The image and creative concept of the logo was designed by Lese Skidmore. The text and logo style guide was developed by Fox Design.
Through the community consultations, we were provided with many different visual themes. EPL’s team, along with the Yellow Pencil web design team, collaborated with several Elders and Indigenous visual artists to incorporate their feedback into a unified vision of what the website looks like.
Our page starts with the constellations at the top, which represent how many Indigenous people believe that life came from the stars as told in creation stories. As the image moves down it blends into a beautiful sunset in the Amiskwaciy area on Turtle Island. The photo adaption of this landscape was taken at Elk Island National Park. This is a place that has been home to many different Indigenous groups throughout history and today, within Treaty 6 territory.
On the land is a tipi, a safe, welcoming place, a place to share stories, it is home. The tipi that is layered into the image comes from a photo that Indigenous writer and artist, Brian Cardinal contributed to the site.
Below the tipi and trees is a flowing river. The river is a connector of people and a life giver. The North Saskatchewan River is an essential piece of our identity and history in Amiskwaciy. The river winds its way through featured stories to the bottom of the page as it becomes rapids, winding through rocks. On either side of the river is medicine, sweetgrass, when used it takes prayers back to the spirit world.
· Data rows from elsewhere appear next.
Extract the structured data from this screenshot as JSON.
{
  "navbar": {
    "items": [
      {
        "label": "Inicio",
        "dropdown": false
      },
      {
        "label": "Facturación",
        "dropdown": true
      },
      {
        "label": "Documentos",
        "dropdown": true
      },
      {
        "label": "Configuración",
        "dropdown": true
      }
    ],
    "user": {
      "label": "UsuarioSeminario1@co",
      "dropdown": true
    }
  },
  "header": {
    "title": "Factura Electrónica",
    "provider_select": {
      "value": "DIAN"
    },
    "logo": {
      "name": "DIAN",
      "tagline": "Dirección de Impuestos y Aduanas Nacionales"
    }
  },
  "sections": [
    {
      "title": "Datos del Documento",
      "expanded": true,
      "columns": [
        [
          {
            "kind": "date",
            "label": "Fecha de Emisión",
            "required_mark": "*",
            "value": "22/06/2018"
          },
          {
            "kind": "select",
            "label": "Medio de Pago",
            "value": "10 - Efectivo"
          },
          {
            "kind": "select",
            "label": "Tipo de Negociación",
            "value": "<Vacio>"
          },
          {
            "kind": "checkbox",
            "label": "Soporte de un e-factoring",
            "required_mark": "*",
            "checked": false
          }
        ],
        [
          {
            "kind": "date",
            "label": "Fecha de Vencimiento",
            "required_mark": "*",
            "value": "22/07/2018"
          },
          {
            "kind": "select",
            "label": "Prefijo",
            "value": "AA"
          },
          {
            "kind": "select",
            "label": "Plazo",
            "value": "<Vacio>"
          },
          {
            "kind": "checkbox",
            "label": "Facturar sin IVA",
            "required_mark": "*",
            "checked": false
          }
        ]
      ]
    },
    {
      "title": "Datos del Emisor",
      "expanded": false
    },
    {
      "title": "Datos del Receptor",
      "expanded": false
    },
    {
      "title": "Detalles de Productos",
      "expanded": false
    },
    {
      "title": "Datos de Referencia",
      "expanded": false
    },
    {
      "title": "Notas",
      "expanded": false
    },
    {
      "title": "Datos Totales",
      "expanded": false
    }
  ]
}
We selected Mukurtu CMS (MOOK-oo-too) as the platform to host and manage content for Voices of Amiskwaciy. Mukurtu is an open-source content management specifically designed to manage and care for Indigenous content online. The Mukurtu project began in the Warumungu Indigenous community in Central Australia as a collaborative project to produce a safe-keeping place to store and share content online. Mukurtu is a Warumungu word meaning ‘dilly-bag’ – a community safe keeping place for sacred items.
The Mukurtu platform allows for community partners to control and curate their own collections, manage, preserve and share their content in a culturally relevant and ethically-minded way that supports a wholly collaborative process. To learn more about the Mukurtu platform and project, visit the Mukurtu site: http://mukurtu.org/.
To fit the needs of the Voices of Amiskwaciy in terms of features, usability and design, we hired Yellow Pencil, a local company that specializes in website design and user experience to help us make the site what it is today.
Yellow Pencil has been building digital platforms since 1996. In that time they’ve seen the web open up unprecedented access and dialogue while creating communities across geographies. Yellow Pencil recognizes the need to work actively within their own community to allow the digital tools available to serve a purpose for reconciliation. The Edmonton Public Library provided Yellow Pencil with an opportunity to shape a platform for their indigenous neighbours to connect, remember, and share. Yellow Pencil exists to help government improve at digital work and that includes creating participatory platforms to build a sense of place and belonging. It is Yellow Pencil's hope that EPL’s Indigenous digital space does just that.